Но другая проблема встала в полный рост. Боеприпасы кончаются. Бортовые крупнокалиберные "гочкисы" уже отдали остаток боекомплекта в носовую пулеметную башенку — гатлинг кормить. Он на велоприводе ел патроны очень даже активно. Даже специальные магазины повышенной емкости приходилось менять чаще обычного. "Гочкисы" же в отсутствии свободного обдува грелись, и спасала пока только ограниченная емкость кассет, дающая вынужденные перерывы в стрельбе.
Но,… кто же мог ожидать такой интенсивности огня? Ни мы, ни тем более враги на такое и не рассчитывали. Вот они и валяются на насыпи да по высоким берегам Цыси. Около сотни тел. Да еще у разбитого паровоза не меньше пяти десятков наколотили. По золотым галунам погон видно не менее восьми павших смертью храбрых офицеров. А не фига махая сабелькой в полный рост бегать в атаку на бронепоезд.

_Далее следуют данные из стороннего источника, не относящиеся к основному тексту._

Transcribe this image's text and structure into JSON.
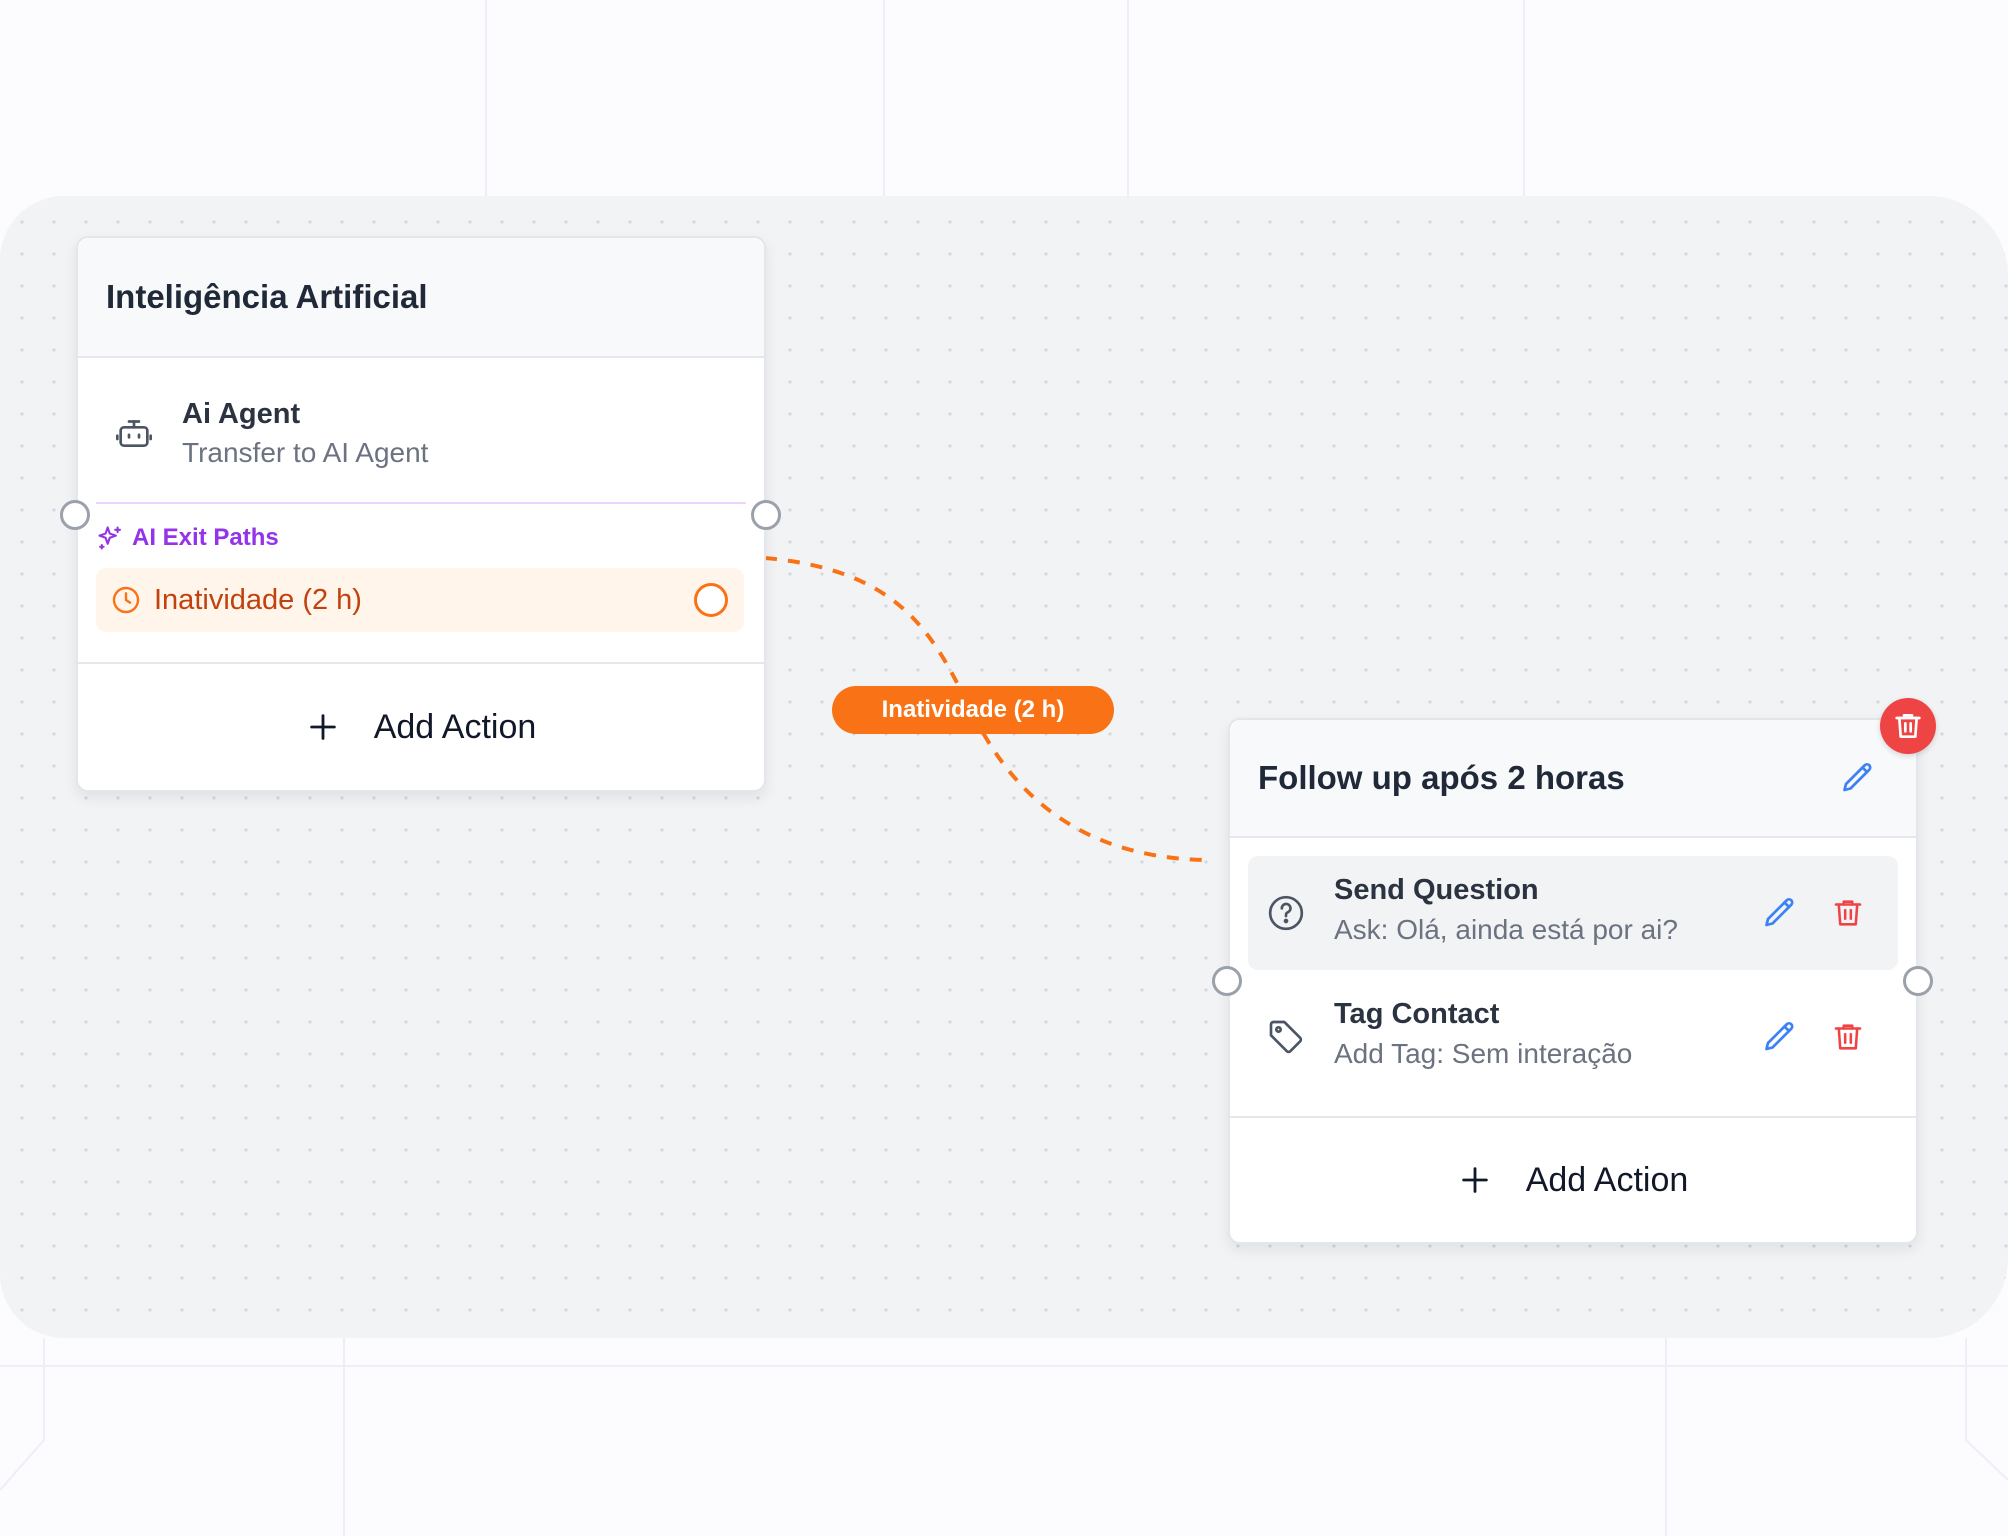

Эх… была бы дистанция боя побольше, пошире… Как раз у меня пушки длинные. А то есть такая теоретическая возможность, что если за потерями царцы не постоят, то сомнут они нас. Накоротке-то. Рывком. Шапками закидают. Их в батальоне, который перевозил разбитый мною эшелон, не меньше тысячи штыков. Хвала ушедшим богам, что боезапас у них также был ограничен на перегоне. Стрелять с некоторого времени стали совсем редко.

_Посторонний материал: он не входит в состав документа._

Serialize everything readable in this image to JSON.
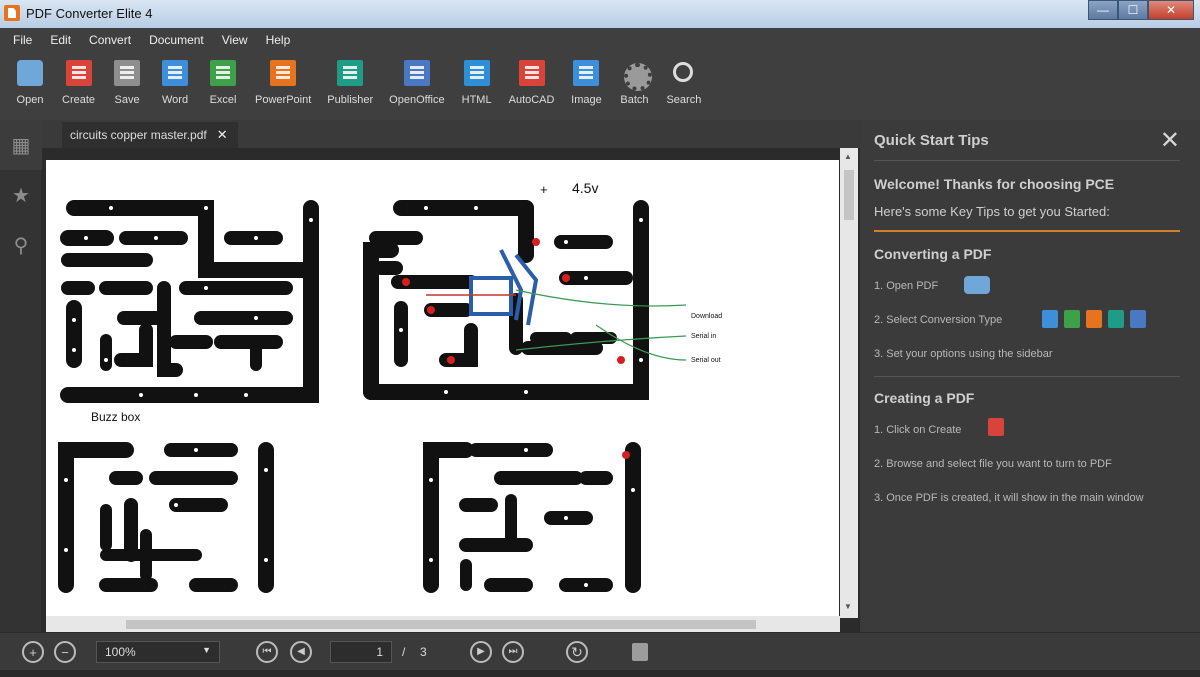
{
  "window": {
    "title": "PDF Converter Elite 4",
    "controls": [
      "—",
      "☐",
      "✕"
    ]
  },
  "menu": [
    "File",
    "Edit",
    "Convert",
    "Document",
    "View",
    "Help"
  ],
  "toolbar": [
    {
      "label": "Open",
      "icon": "folder-icon",
      "color": "#6ea7d8",
      "kind": "folder"
    },
    {
      "label": "Create",
      "icon": "create-pdf-icon",
      "color": "#d9443a",
      "kind": "doc"
    },
    {
      "label": "Save",
      "icon": "save-icon",
      "color": "#8e8e8e",
      "kind": "gray"
    },
    {
      "label": "Word",
      "icon": "word-icon",
      "color": "#3d8fd9",
      "kind": "doc"
    },
    {
      "label": "Excel",
      "icon": "excel-icon",
      "color": "#3fa04a",
      "kind": "doc"
    },
    {
      "label": "PowerPoint",
      "icon": "powerpoint-icon",
      "color": "#e8731e",
      "kind": "doc"
    },
    {
      "label": "Publisher",
      "icon": "publisher-icon",
      "color": "#1f9c88",
      "kind": "doc"
    },
    {
      "label": "OpenOffice",
      "icon": "openoffice-icon",
      "color": "#4a79c4",
      "kind": "doc"
    },
    {
      "label": "HTML",
      "icon": "html-icon",
      "color": "#2f8fd6",
      "kind": "doc"
    },
    {
      "label": "AutoCAD",
      "icon": "autocad-icon",
      "color": "#d9443a",
      "kind": "doc"
    },
    {
      "label": "Image",
      "icon": "image-icon",
      "color": "#3d8fd9",
      "kind": "doc"
    },
    {
      "label": "Batch",
      "icon": "gear-icon",
      "color": "#9a9a9a",
      "kind": "gear"
    },
    {
      "label": "Search",
      "icon": "search-icon",
      "color": "#dddddd",
      "kind": "search"
    }
  ],
  "document": {
    "tab_name": "circuits copper master.pdf",
    "labels": {
      "buzz_box": "Buzz box",
      "plus": "+",
      "voltage": "4.5v",
      "download": "Download",
      "serial_in": "Serial in",
      "serial_out": "Serial out"
    }
  },
  "tips": {
    "title": "Quick Start Tips",
    "welcome": "Welcome! Thanks for choosing PCE",
    "welcome_sub": "Here's some Key Tips to get you Started:",
    "converting_title": "Converting a PDF",
    "converting_steps": [
      "1. Open PDF",
      "2. Select Conversion Type",
      "3. Set your options using the sidebar"
    ],
    "creating_title": "Creating a PDF",
    "creating_steps": [
      "1. Click on Create",
      "2. Browse and select file you want to turn to PDF",
      "3. Once PDF is created, it will show in the main window"
    ]
  },
  "status": {
    "zoom": "100%",
    "current_page": "1",
    "separator": "/",
    "total_pages": "3"
  }
}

Семеро у меня в экипаже ранены выбитыми заклепками да окалиной металла сорвавшейся с бронелиста внутри кубрика от попыток бронебойных ударов врагов. Да Болинтер, дятел штатский, уронил себе раскаленный шар на сапог от неожиданности. Что там творится со штурмовиками на платформе, даже не представляю — за башнями плохо видно. Все же как и корабли БеПо больше рассчитаны на бортовой залп.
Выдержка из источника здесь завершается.